Erazm Ciołek (1474–1522) was a Polish diplomat and writer, Bishop of Płock from 1504 to his death. He was also the author of Ciołek's Missal, one of the oldest works of Polish literature, and patron of the artists.

==Biography==
Born in 1474 to a burgher family in Kraków, Ciołek graduated from the Kraków Academy with the Master's in 1491. He is not to be confused with Erazm Ciołek from the same family, who received his Master's in 1512. In 1494 Erazm Ciołek (future Bishop of Płock) became the secretary of Polish king Alexander Jagiellon and one of his favorite courtiers. In 1501 he left on a diplomatic mission to Rome, where he received Holy Orders. In Rome, Ciołek discussed Alexander's marriage and possible divorce from Helena of Moscow, who was an Eastern Orthodox.

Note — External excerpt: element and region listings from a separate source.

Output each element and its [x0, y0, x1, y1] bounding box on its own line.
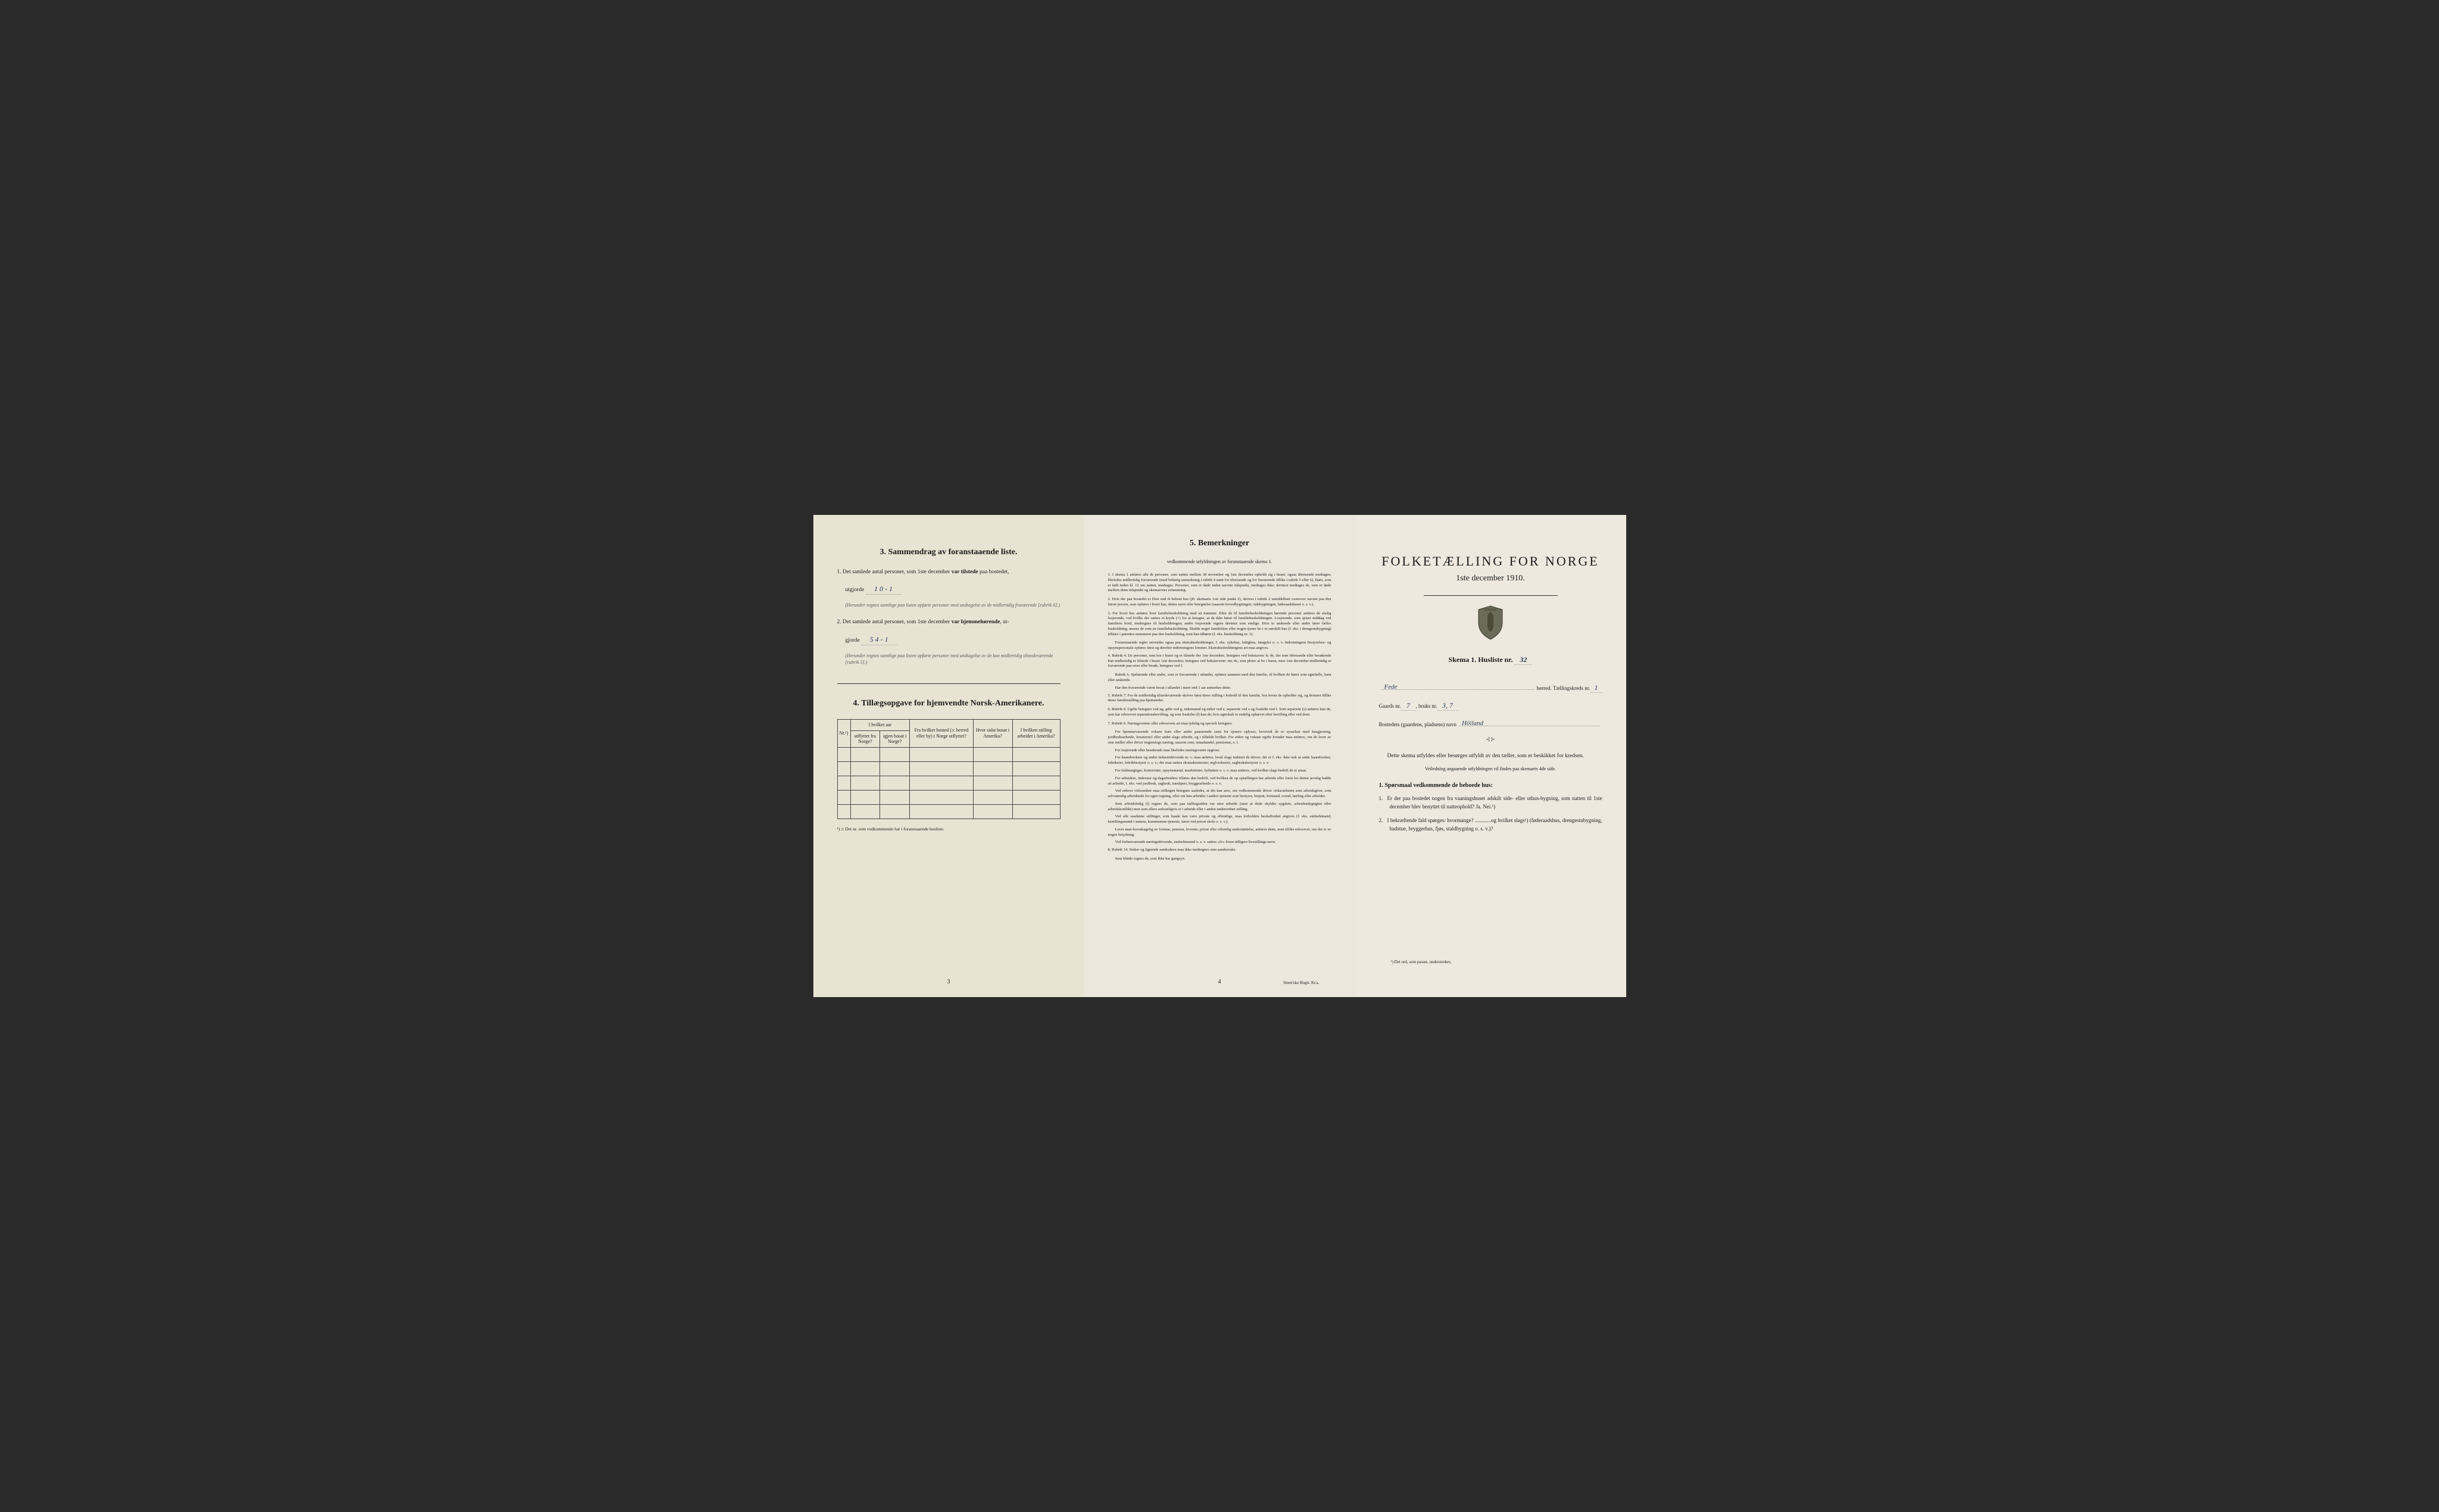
kreds-num: 1 [1590, 683, 1602, 693]
item1-bold: var tilstede [952, 569, 978, 575]
item2-handwritten: 5 4 - 1 [861, 634, 897, 645]
section4-table: Nr.¹) I hvilket aar Fra hvilket bosted (… [837, 719, 1061, 819]
q1-num: 1. [1379, 795, 1387, 803]
th-bosat: igjen bosat i Norge? [880, 730, 910, 747]
remark-7c: For haandverkere og andre industridriven… [1108, 755, 1331, 766]
coat-of-arms-icon [1379, 605, 1602, 643]
remark-4b: Rubrik 6. Sjøfarende eller andre, som er… [1108, 673, 1331, 683]
remark-7b: For losjerende eller besøkende maa likel… [1108, 748, 1331, 754]
section3-item2: 2. Det samlede antal personer, som 1ste … [837, 618, 1061, 626]
remark-7a: For hjemmeværende voksne barn eller andr… [1108, 730, 1331, 745]
question-2: 2.I bekræftende fald spørges: hvormange?… [1390, 817, 1602, 833]
remark-7d: For fuldmægtiger, kontorister, opsynsmæn… [1108, 769, 1331, 774]
table-row [837, 761, 1060, 776]
page-number-3: 3 [947, 979, 950, 985]
section-4-title: 4. Tillægsopgave for hjemvendte Norsk-Am… [837, 699, 1061, 708]
th-amerika: Hvor sidst bosat i Amerika? [973, 720, 1012, 748]
herred-fill: Fede [1381, 683, 1534, 690]
q1-text: Er der paa bostedet nogen fra vaaningshu… [1387, 795, 1602, 810]
th-nr: Nr.¹) [837, 720, 850, 748]
skema-prefix: Skema 1. Husliste nr. [1449, 655, 1513, 664]
item2-l2-prefix: gjorde [846, 638, 860, 643]
q2-num: 2. [1379, 817, 1387, 825]
item1-prefix: 1. Det samlede antal personer, som 1ste … [837, 569, 952, 575]
item2-suffix: , ut- [1000, 619, 1009, 625]
gaards-num: 7 [1401, 701, 1416, 711]
remark-6: 6. Rubrik 8. Ugifte betegnes ved ug, gif… [1108, 707, 1331, 718]
page-number-4: 4 [1218, 979, 1221, 985]
main-title: FOLKETÆLLING FOR NORGE [1379, 554, 1602, 569]
bosted-fill: Höiland [1459, 719, 1600, 726]
section3-item2-fine: (Herunder regnes samtlige paa listen opf… [846, 652, 1061, 666]
section-5-subtitle: vedkommende utfyldningen av foranstaaend… [1108, 559, 1331, 564]
instruction-2: Veiledning angaaende utfyldningen vil fi… [1379, 766, 1602, 771]
section3-item1: 1. Det samlede antal personer, som 1ste … [837, 568, 1061, 576]
bosted-line: Bostedets (gaardens, pladsens) navn Höil… [1379, 719, 1602, 727]
instruction-1: Dette skema utfyldes eller besørges utfy… [1379, 752, 1602, 760]
page-2: 5. Bemerkninger vedkommende utfyldningen… [1084, 515, 1355, 997]
remark-7e: For arbeidere, inderster og dagarbeidere… [1108, 776, 1331, 787]
remark-7g: Som arbeidsledig (l) regnes de, som paa … [1108, 802, 1331, 813]
page-1: 3. Sammendrag av foranstaaende liste. 1.… [813, 515, 1084, 997]
remark-7: 7. Rubrik 9. Næringsveiens eller erhverv… [1108, 721, 1331, 727]
item1-l2-prefix: utgjorde [846, 587, 865, 593]
date-title: 1ste december 1910. [1379, 574, 1602, 583]
remark-5: 5. Rubrik 7. For de midlertidig tilstede… [1108, 693, 1331, 704]
section3-item1-fine: (Herunder regnes samtlige paa listen opf… [846, 602, 1061, 608]
bosted-value: Höiland [1462, 720, 1483, 727]
title-rule [1424, 595, 1558, 596]
section3-item2-line2: gjorde 5 4 - 1 [846, 634, 1061, 645]
item2-bold: var hjemmehørende [952, 619, 1000, 625]
questions-title: 1. Spørsmaal vedkommende de beboede hus: [1379, 782, 1602, 789]
section-5-title: 5. Bemerkninger [1108, 539, 1331, 548]
item2-prefix: 2. Det samlede antal personer, som 1ste … [837, 619, 952, 625]
table-row [837, 776, 1060, 790]
herred-value: Fede [1384, 683, 1398, 691]
remark-7j: Ved forhenværende næringsdrivende, embed… [1108, 840, 1331, 845]
herred-line: Fede herred. Tællingskreds nr. 1 [1379, 683, 1602, 693]
item1-suffix: paa bostedet, [978, 569, 1009, 575]
skema-number: 32 [1514, 655, 1532, 665]
bosted-prefix: Bostedets (gaardens, pladsens) navn [1379, 721, 1456, 727]
gaards-line: Gaards nr. 7 , bruks nr. 3, 7 [1379, 701, 1602, 711]
table-row [837, 804, 1060, 819]
table-row [837, 747, 1060, 761]
remark-1: 1. I skema 1 anføres alle de personer, s… [1108, 573, 1331, 593]
page-3: FOLKETÆLLING FOR NORGE 1ste december 191… [1355, 515, 1626, 997]
document-spread: 3. Sammendrag av foranstaaende liste. 1.… [813, 515, 1626, 997]
remark-3b: Foranstaaende regler anvendes ogsaa paa … [1108, 641, 1331, 651]
remark-7h: Ved alle saadanne stillinger, som baade … [1108, 814, 1331, 825]
remark-8: 8. Rubrik 14. Sinker og lignende aandssl… [1108, 848, 1331, 853]
th-stilling: I hvilken stilling arbeidet i Amerika? [1012, 720, 1060, 748]
gaards-prefix: Gaards nr. [1379, 703, 1401, 709]
section3-item1-line2: utgjorde 1 0 - 1 [846, 583, 1061, 595]
remark-2: 2. Hvis der paa bostedet er flere end ét… [1108, 597, 1331, 608]
herred-suffix: herred. Tællingskreds nr. [1537, 685, 1590, 691]
page3-footnote: ¹) Det ord, som passer, understrekes. [1391, 960, 1452, 964]
section-3-title: 3. Sammendrag av foranstaaende liste. [837, 548, 1061, 557]
printer-mark: Steen'ske Bogtr. Kr.a. [1283, 980, 1320, 985]
question-1: 1.Er der paa bostedet nogen fra vaanings… [1390, 795, 1602, 811]
bruks-num: 3, 7 [1437, 701, 1458, 711]
q2-text: I bekræftende fald spørges: hvormange? .… [1387, 817, 1602, 832]
th-utflyttet: utflyttet fra Norge? [850, 730, 880, 747]
th-bosted: Fra hvilket bosted (ɔ: herred eller by) … [910, 720, 973, 748]
section-divider [837, 683, 1061, 684]
th-aar-group: I hvilket aar [850, 720, 910, 731]
section4-footnote: ¹) ɔ: Det nr. som vedkommende har i fora… [837, 826, 1061, 832]
ornament-icon: ⊰⊱ [1379, 736, 1602, 743]
remark-4c: Har den fraværende været bosat i utlande… [1108, 686, 1331, 691]
item1-handwritten: 1 0 - 1 [866, 583, 902, 595]
remark-7i: Lever man hovedsagelig av formue, pensio… [1108, 827, 1331, 838]
remark-3: 3. For hvert hus anføres hver familiehus… [1108, 611, 1331, 638]
remark-4: 4. Rubrik 4. De personer, som bor i huse… [1108, 654, 1331, 669]
remark-7f: Ved enhver virksomhet maa stillingen bet… [1108, 789, 1331, 799]
table-row [837, 790, 1060, 804]
remark-8b: Som blinde regnes de, som ikke har gangs… [1108, 857, 1331, 862]
skema-line: Skema 1. Husliste nr. 32 [1379, 655, 1602, 665]
table-header-row1: Nr.¹) I hvilket aar Fra hvilket bosted (… [837, 720, 1060, 731]
bruks-label: , bruks nr. [1416, 703, 1437, 709]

Helena's father, Ivan III of Russia, accused Alexander of religious intolerance and used it as a pretext for the renewed Muscovite–Lithuanian War (1500–1503).

In 1503, with support of the king, he became the bishop of Płock, where he became known as a good administrator, protector of peasants. He became the patron of many artists (like Mikołaj Hussowczyk), and amassed a large book collection. He was also a writer and poet himself and his Ciołek's Missal is considered to be one of the oldest works of Polish literature. He funded many parishes and supported educational institutions (particularly monasteries), Ciołek enforced high standards of education and activity among his priesthood. He renovated the Cathedral of Płock, as well as many other churches.

Active in politics, due to intrigues by his opponents, he lost the favor of king Sigismund I the Old, and did not succeed in his goal of becoming a cardinal. He died in Rome in 1522.

| Preceded byWincenty Przerębski | Bishop of Płock 1504–1522 | Succeeded byRafał Leszczyński |

==Members of family==
Another member of the Ciołek family known by the same name, entered Kraków Academy in 1507, and upon graduation joined the Cistercian Monastery in Mogiła near Kraków where in 1522 he became an abbot. Erazm Ciołek of Mogiła restored the Monastery to its former glory, and served as ambassador to King Sigismund I. He was appointed Canon of Kraków in 1536 and the Suffragan Bishop in 1544. He died at the Mogiła Abbey on December 6, 1546.